The carotid arteries are the main arteries in your neck that supply blood to your brain. A substance called plaque accumulates inside your arteries as you age. If too much plaque builds up in your carotid artery, it can cause the artery to narrow (carotid stenosis). Small clots can form, then break off and travel to the brain, causing a minor or major stroke.

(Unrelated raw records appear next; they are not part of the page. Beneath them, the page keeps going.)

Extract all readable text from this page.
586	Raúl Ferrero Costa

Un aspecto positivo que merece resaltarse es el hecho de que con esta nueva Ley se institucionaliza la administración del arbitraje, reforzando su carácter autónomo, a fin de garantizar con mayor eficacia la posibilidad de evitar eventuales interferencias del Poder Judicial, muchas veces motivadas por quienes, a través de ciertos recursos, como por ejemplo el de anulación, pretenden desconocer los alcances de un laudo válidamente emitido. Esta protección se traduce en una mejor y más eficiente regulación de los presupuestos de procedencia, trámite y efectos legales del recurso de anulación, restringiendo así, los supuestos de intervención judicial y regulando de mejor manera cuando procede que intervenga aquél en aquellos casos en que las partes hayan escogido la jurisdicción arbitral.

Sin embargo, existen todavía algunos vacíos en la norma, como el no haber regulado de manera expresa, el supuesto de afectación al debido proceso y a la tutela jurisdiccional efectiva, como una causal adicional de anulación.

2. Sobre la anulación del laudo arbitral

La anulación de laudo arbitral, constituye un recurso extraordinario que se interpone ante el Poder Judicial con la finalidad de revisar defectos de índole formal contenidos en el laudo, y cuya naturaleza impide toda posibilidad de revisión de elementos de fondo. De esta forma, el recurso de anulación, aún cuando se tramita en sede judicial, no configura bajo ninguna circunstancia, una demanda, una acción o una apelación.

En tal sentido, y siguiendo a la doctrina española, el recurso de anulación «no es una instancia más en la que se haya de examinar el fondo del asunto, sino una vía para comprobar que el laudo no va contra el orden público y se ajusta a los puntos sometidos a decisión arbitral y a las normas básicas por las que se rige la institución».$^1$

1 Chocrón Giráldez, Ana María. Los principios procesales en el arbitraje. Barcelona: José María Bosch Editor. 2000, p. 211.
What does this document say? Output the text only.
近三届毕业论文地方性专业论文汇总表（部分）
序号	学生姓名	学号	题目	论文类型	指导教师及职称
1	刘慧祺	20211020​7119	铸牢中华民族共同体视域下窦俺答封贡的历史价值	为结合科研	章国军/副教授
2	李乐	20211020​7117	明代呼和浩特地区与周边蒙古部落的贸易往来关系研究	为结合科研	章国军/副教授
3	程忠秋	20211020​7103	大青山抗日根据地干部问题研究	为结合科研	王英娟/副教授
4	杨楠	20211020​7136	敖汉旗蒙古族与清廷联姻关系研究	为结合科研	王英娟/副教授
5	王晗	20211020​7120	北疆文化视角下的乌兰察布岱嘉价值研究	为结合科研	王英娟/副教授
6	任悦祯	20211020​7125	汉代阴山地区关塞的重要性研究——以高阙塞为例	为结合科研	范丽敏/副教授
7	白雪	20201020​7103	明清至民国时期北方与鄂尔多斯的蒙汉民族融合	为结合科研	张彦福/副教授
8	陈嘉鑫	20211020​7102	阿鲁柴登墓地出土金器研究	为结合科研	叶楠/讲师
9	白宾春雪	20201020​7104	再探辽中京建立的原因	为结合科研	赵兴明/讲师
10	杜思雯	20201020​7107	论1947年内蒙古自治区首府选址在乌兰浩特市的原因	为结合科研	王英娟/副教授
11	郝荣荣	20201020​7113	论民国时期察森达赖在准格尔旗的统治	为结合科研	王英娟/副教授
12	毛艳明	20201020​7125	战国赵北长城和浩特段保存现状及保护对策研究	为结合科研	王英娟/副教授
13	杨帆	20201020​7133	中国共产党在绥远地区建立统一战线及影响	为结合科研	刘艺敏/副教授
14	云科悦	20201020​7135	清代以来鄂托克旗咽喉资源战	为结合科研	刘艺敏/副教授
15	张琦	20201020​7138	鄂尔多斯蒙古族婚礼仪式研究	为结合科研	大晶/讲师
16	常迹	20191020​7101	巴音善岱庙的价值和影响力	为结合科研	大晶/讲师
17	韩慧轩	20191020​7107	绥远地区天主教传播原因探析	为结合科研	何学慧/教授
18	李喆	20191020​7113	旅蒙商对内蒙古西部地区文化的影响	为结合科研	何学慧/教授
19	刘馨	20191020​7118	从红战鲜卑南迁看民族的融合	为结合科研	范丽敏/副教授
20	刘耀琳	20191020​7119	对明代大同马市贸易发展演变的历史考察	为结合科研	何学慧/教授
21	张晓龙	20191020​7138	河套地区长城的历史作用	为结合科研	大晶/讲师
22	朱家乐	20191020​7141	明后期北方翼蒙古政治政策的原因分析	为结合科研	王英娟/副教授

Up to 3% of individuals older than 65 have carotid artery disease. Your risk increases as you age, and is heightened if you have a history of smoking, high blood pressure, high cholesterol, diabetes or heart disease. Carotid stenosis is responsible for up to one-third of all strokes. Stroke causes 1 in every 15 deaths. About 700,000 strokes occur every year, usually in men.
Medical therapy and managing risk factors with regular monitoring
MAY BE ABSENT
Most people with carotid artery disease, even with severe blockage, experience no symptoms. The condition is found in a routine physical or ophthalmological examination, or is found following a stroke.
IN RARE CASES
Very rarely, carotid artery disease may cause ringing in the ears or fainting due to decreased blood flow to the brain. Neck pain is not a symptom of carotid artery disease.
WEAKNESS, NUMBNESS, SLURRED SPEECH
The first signs of carotid artery disease may be a stroke, mini-stroke or TIA symptoms, such as weakness or numbness on one side of your body. You may also experience slurred speech or facial drooping.